As school partially reopens today (Monday), parents of some Form Five pupils who will be resuming classes amid the COVID-19 pandemic are worried about the health and safety of their children.

The parents said their concerns heightened after tight-scheduled timetables were released late on Friday for the From Five’s at the Couva West Secondary School.

The parents are calling on the Minister of Education (MOE), Dr Nyan Gadsby-Dolly to investigate and ensure that the guidelines released by the ministry are kept.

Speaking with the Guardian Media one parent, who did not wish to be identified, accused the Couva West Secondary principal of doing their own thing.

“Contrary to the Ministry of Educations guideline to only have classes for laps and practicals and only where absolutely necessary. The Couva West Secondary School principal has allegedly decided to mandate all the Form 5s, of which they have many different Form 5s, to have classes all day for every subject for four days per week,” the disgruntled parent said.

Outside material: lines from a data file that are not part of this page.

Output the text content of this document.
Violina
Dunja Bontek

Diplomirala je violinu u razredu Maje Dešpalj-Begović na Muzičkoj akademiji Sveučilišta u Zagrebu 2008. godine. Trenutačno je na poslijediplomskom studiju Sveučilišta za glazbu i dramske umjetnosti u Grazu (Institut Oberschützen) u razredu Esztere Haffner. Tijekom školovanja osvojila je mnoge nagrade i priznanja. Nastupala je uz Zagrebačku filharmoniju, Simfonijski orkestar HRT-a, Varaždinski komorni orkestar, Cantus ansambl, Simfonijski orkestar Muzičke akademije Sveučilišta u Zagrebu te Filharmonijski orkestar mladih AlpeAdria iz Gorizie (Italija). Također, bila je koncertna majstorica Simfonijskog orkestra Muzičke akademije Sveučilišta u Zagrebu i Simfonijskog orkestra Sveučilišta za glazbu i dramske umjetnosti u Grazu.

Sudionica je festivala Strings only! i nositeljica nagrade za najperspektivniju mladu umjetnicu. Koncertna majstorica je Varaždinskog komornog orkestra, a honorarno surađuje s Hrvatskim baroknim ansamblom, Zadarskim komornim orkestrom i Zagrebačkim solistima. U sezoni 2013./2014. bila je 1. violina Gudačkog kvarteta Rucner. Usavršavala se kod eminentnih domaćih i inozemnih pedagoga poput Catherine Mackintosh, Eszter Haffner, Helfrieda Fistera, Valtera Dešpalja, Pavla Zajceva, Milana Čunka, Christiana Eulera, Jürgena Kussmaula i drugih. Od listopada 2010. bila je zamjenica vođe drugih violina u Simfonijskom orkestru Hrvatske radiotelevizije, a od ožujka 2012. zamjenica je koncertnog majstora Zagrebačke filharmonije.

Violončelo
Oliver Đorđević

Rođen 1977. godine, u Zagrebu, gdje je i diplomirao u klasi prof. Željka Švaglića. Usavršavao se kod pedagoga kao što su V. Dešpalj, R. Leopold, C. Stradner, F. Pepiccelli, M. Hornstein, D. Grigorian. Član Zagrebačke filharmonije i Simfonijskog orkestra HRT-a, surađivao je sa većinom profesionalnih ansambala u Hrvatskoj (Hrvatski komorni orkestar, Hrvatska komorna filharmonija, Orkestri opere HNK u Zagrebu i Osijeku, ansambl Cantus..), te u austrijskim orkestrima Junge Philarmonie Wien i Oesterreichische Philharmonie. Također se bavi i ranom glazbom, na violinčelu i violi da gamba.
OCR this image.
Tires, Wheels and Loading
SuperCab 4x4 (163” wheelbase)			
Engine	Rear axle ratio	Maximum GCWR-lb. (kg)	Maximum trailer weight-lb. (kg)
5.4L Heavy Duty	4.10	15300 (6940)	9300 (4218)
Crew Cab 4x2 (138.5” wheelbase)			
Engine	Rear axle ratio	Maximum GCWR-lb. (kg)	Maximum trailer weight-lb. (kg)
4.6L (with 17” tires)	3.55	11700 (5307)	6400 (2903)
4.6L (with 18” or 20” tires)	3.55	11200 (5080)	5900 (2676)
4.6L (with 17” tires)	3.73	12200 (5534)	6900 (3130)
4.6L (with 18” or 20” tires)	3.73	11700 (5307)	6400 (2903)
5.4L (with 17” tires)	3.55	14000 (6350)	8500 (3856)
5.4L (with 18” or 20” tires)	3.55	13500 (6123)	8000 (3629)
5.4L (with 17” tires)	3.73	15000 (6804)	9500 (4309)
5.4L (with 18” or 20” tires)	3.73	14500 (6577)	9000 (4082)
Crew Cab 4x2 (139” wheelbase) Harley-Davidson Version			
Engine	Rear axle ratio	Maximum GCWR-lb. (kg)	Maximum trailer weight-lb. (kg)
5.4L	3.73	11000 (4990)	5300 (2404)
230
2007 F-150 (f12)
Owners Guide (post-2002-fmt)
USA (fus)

“This is totally against the ministry’s guidelines and they only informed the children and parents of this contrary move on Friday evening after the ministry closed so that parents could not call the ministry and the classes start from Monday,” the parent added.

The parent said he fears that this move is “certainly going to cause cases of symptomatic COVID among the vulnerable students and parents and grandparents…”

“Please help in this matter of letting this injustice or at best misguided and dangerous action by this administration at this very troubled school. We, the concerned parents are calling for an immediate intervention and investigation by the Education Minister and the School supervisors.”

When contacted Minister Gadsby-Dolly urged parents to be “to be very careful about surmising that a Principal is “going against” the MOE’s guidelines.”

“Schools are distinguished by the numbers of students, the size of the plant, the success of the students in the online environment, the school’s environment, parents’ involvement, school location, school culture etc. All schools are not the same. It is for this reason that the guidelines allow for schools to create an individual school plan which allows schools a measure of individuality in the planning process,” the Minister explained.

“For some schools, a serious issue may be allowing students to leave school early, as they may need to prevent students from loitering. For others, parents may generally arrange pick-up, which greatly reduces that problem. For some schools, the teachers and students may also have adapted very well online, and they may have been able to progress significantly with SBAs which are required for most subjects. Others may not have had this general success and may need to ensure at this time that these students complete their requirements to give them the best chance of success. Therefore, each situation is different and requires unique handling,” Gadsby-Dolly added.

“Therefore it would be premature to assume that this school is “going against” the Guidelines,” the minister said.

The Minister made it clear, however, that School Principals are required to submit individual school plans to Supervisors and added that a report on this is scheduled to come to her this week “so that schools whose operations require a closer look can be identified and intervention made if and when necessary.”